Food Safety Mistake number one: Tasting food to see if it’s still good
Never taste your food to check if it has spoiled. You can’t taste, see or even smell the bacteria that causes food poisoning, and tasting just a tiny bit of contaminated food can cause serious illness. Throw away all expired food before harmful bacteria grows.
Mistake number two: Putting cooked or ready-to-eat foods back on a plate that held raw meat
Never let raw meat, poultry or seafood touch cooked meat or any ready-to-eat foods, as this can cause cross-contamination. Foodborne pathogens from the raw meat can easily spread to ready-to-eat foods and cause food poisoning. Always use separate plates, cutting boards and utensils to keep raw meats, poultry and seafood separate from ready-to-eat foods.
Mistake number three: Thawing food on the counter
Never thaw food on the counter. Harmful foodborne pathogens multiply rapidly when foods are in the danger zone between 40°F and 140°F. Instead, always thaw foods in the refrigerator, cold water or in the microwave.
Mistake number four: Washing meat or poultry. Washing and rinsing will not remove any bacteria from these products, but, in fact, will spread bacteria around the kitchen. Bacteria can aerosolize under running water and move up to three feet away. Only wash raw fruits and vegetables, and wash them every time.
Mistake number six: Letting food cool down before you put it in the refrigerator. The fridge is designed to cool food down rapidly to reduce bacterial growth. Transfer food to a shallow containers, using several if you are cooling a large amount, and put in the fridge within a few minutes.
Mistake number six: Eating raw ingredients cookie dough, cake batter, and other foods containing cooked eggs (and flour). Raw eggs can harbor pathogenic bacteria such as Salmonella. And last year, an E. coli O121 and O26 outbreak was linked to General Mills flour.
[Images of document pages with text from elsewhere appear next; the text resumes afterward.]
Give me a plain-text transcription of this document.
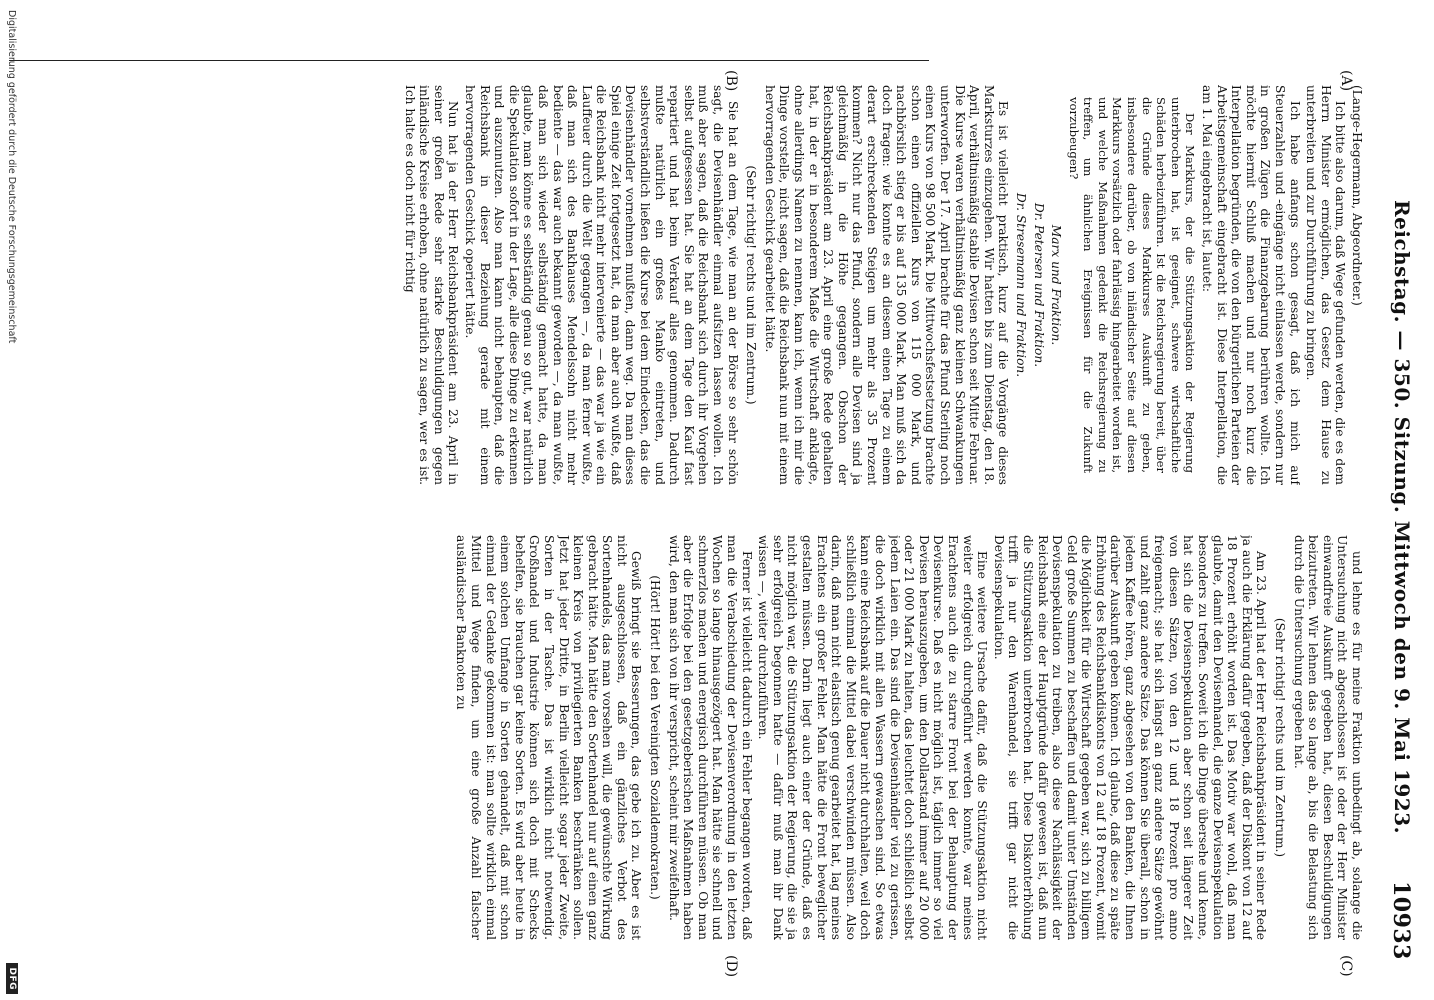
Reichstag. — 350. Sitzung. Mittwoch den 9. Mai 1923.
10933
(A)
(B)
(C)
(D)

(Lange-Hegermann, Abgeordneter.)

Ich bitte also darum, daß Wege gefunden werden, die es dem Herrn Minister ermöglichen, das Gesetz dem Hause zu unterbreiten und zur Durchführung zu bringen.

Ich habe anfangs schon gesagt, daß ich mich auf Steuerzahlen und -eingänge nicht einlassen werde, sondern nur in großen Zügen die Finanzgebarung berühren wollte. Ich möchte hiermit Schluß machen und nur noch kurz die Interpellation begründen, die von den bürgerlichen Parteien der Arbeitsgemeinschaft eingebracht ist. Diese Interpellation, die am 1. Mai eingebracht ist, lautet:

Der Markkurs, der die Stützungsaktion der Regierung unterbrochen hat, ist geeignet, schwere wirtschaftliche Schäden herbeizuführen. Ist die Reichsregierung bereit, über die Gründe dieses Markkurses Auskunft zu geben, insbesondere darüber, ob von inländischer Seite auf diesen Markkurs vorsätzlich oder fahrlässig hingearbeitet worden ist, und welche Maßnahmen gedenkt die Reichsregierung zu treffen, um ähnlichen Ereignissen für die Zukunft vorzubeugen?

Marx und Fraktion.

Dr. Petersen und Fraktion.

Dr. Stresemann und Fraktion.

Es ist vielleicht praktisch, kurz auf die Vorgänge dieses Marksturzes einzugehen. Wir hatten bis zum Dienstag, den 18. April, verhältnismäßig stabile Devisen schon seit Mitte Februar. Die Kurse waren verhältnismäßig ganz kleinen Schwankungen unterworfen. Der 17. April brachte für das Pfund Sterling noch einen Kurs von 98 500 Mark. Die Mittwochsfestsetzung brachte schon einen offiziellen Kurs von 115 000 Mark, und nachbörslich stieg er bis auf 135 000 Mark. Man muß sich da doch fragen: wie konnte es an diesem einen Tage zu einem derart erschreckenden Steigen um mehr als 35 Prozent kommen? Nicht nur das Pfund, sondern alle Devisen sind ja gleichmäßig in die Höhe gegangen. Obschon der Reichsbankpräsident am 23. April eine große Rede gehalten hat, in der er in besonderem Maße die Wirtschaft anklagte, ohne allerdings Namen zu nennen, kann ich, wenn ich mir die Dinge vorstelle, nicht sagen, daß die Reichsbank nun mit einem hervorragenden Geschick gearbeitet hätte.

(Sehr richtig! rechts und im Zentrum.)

Sie hat an dem Tage, wie man an der Börse so sehr schön sagt, die Devisenhändler einmal aufsitzen lassen wollen. Ich muß aber sagen, daß die Reichsbank sich durch ihr Vorgehen selbst aufgesessen hat. Sie hat an dem Tage den Kauf fast repartiert und hat beim Verkauf alles genommen. Dadurch mußte natürlich ein großes Manko eintreten, und selbstverständlich ließen die Kurse bei dem Eindecken, das die Devisenhändler vornehmen mußten, dann weg. Da man dieses Spiel einige Zeit fortgesetzt hat, da man aber auch wußte, daß die Reichsbank nicht mehr intervenierte — das war ja wie ein Lauffeuer durch die Welt gegangen —, da man ferner wußte, daß man sich des Bankhauses Mendelssohn nicht mehr bediente — das war auch bekannt geworden —, da man wußte, daß man sich wieder selbständig gemacht hatte, da man glaubte, man könne es selbständig genau so gut, war natürlich die Spekulation sofort in der Lage, alle diese Dinge zu erkennen und auszunutzen. Also man kann nicht behaupten, daß die Reichsbank in dieser Beziehung gerade mit einem hervorragenden Geschick operiert hätte.

Nun hat ja der Herr Reichsbankpräsident am 23. April in seiner großen Rede sehr starke Beschuldigungen gegen inländische Kreise erhoben, ohne natürlich zu sagen, wer es ist. Ich halte es doch nicht für richtig

und lehne es für meine Fraktion unbedingt ab, solange die Untersuchung nicht abgeschlossen ist oder der Herr Minister einwandfreie Auskunft gegeben hat, diesen Beschuldigungen beizutreten. Wir lehnen das so lange ab, bis die Belastung sich durch die Untersuchung ergeben hat.

(Sehr richtig! rechts und im Zentrum.)

Am 23. April hat der Herr Reichsbankpräsident in seiner Rede ja auch die Erklärung dafür gegeben, daß der Diskont von 12 auf 18 Prozent erhöht worden ist. Das Motiv war wohl, daß man glaubte, damit den Devisenhandel, die ganze Devisenspekulation besonders zu treffen. Soweit ich die Dinge übersehe und kenne, hat sich die Devisenspekulation aber schon seit längerer Zeit von diesen Sätzen, von den 12 und 18 Prozent pro anno freigemacht; sie hat sich längst an ganz andere Sätze gewöhnt und zahlt ganz andere Sätze. Das können Sie überall, schon in jedem Kaffee hören, ganz abgesehen von den Banken, die Ihnen darüber Auskunft geben können. Ich glaube, daß diese zu späte Erhöhung des Reichsbankdiskonts von 12 auf 18 Prozent, womit die Möglichkeit für die Wirtschaft gegeben war, sich zu billigem Geld große Summen zu beschaffen und damit unter Umständen Devisenspekulation zu treiben, also diese Nachlässigkeit der Reichsbank eine der Hauptgründe dafür gewesen ist, daß nun die Stützungsaktion unterbrochen hat. Diese Diskonterhöhung trifft ja nur den Warenhandel, sie trifft gar nicht die Devisenspekulation.

Eine weitere Ursache dafür, daß die Stützungsaktion nicht weiter erfolgreich durchgeführt werden konnte, war meines Erachtens auch die zu starre Front bei der Behauptung der Devisenkurse. Daß es nicht möglich ist, täglich immer so viel Devisen herauszugeben, um den Dollarstand immer auf 20 000 oder 21 000 Mark zu halten, das leuchtet doch schließlich selbst jedem Laien ein. Das sind die Devisenhändler viel zu gerissen, die doch wirklich mit allen Wassern gewaschen sind. So etwas kann eine Reichsbank auf die Dauer nicht durchhalten, weil doch schließlich einmal die Mittel dabei verschwinden müssen. Also darin, daß man nicht elastisch genug gearbeitet hat, lag meines Erachtens ein großer Fehler. Man hätte die Front beweglicher gestalten müssen. Darin liegt auch einer der Gründe, daß es nicht möglich war, die Stützungsaktion der Regierung, die sie ja sehr erfolgreich begonnen hatte — dafür muß man ihr Dank wissen —, weiter durchzuführen.

Ferner ist vielleicht dadurch ein Fehler begangen worden, daß man die Verabschiedung der Devisenverordnung in den letzten Wochen so lange hinausgezögert hat. Man hätte sie schnell und schmerzlos machen und energisch durchführen müssen. Ob man aber die Erfolge bei den gesetzgeberischen Maßnahmen haben wird, den man sich von ihr verspricht, scheint mir zweifelhaft.

(Hört! Hört! bei den Vereinigten Sozialdemokraten.)

Gewiß bringt sie Besserungen, das gebe ich zu. Aber es ist nicht ausgeschlossen, daß ein gänzliches Verbot des Sortenhandels, das man vorsehen will, die gewünschte Wirkung gebracht hätte. Man hätte den Sortenhandel nur auf einen ganz kleinen Kreis von privilegierten Banken beschränken sollen. Jetzt hat jeder Dritte, in Berlin vielleicht sogar jeder Zweite, Sorten in der Tasche. Das ist wirklich nicht notwendig. Großhandel und Industrie können sich doch mit Schecks behelfen, sie brauchen gar keine Sorten. Es wird aber heute in einem solchen Umfange in Sorten gehandelt, daß mit schon einmal der Gedanke gekommen ist: man sollte wirklich einmal Mittel und Wege finden, um eine große Anzahl falscher ausländischer Banknoten zu

Digitalisierung gefördert durch die Deutsche Forschungsgemeinschaft
DFG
Mistake number seven: Marinating meat or seafood on the counter. Pathogenic bacteria grow rapidly in the danger zone of 40°F to 140°F. And if a consumer uses the same marinade on raw and cooked meats or raw vegetables, it can cross-contaminate the raw foods. If you are going to use marinade again, or use it as a sauce, bring it to a full rolling boil just before serving.
Mistake number eight: Undercooking meat, poultry, seafood, and eggs. these foods should be cooked to safe internal temperatures, and that temperature should be tested with a reliable food thermometer. Post this chart from the USDA on your kitchen cabinets for reference.
Mistake number nine: Not washing your hands before you eat or prepare food. Wash your hands with water water and soap for 20 seconds before and after handling food. Be sure to wash your hands after you go to the bathroom and after handling raw meats, seafood, poultry, and eggs.
Finally, mistake number ten: Not replacing sponges and dish rags. Those items can hold pathogenic bacteria for days and they can be a serious health risk. Sanitize your sponges every other day and replace them every week or two.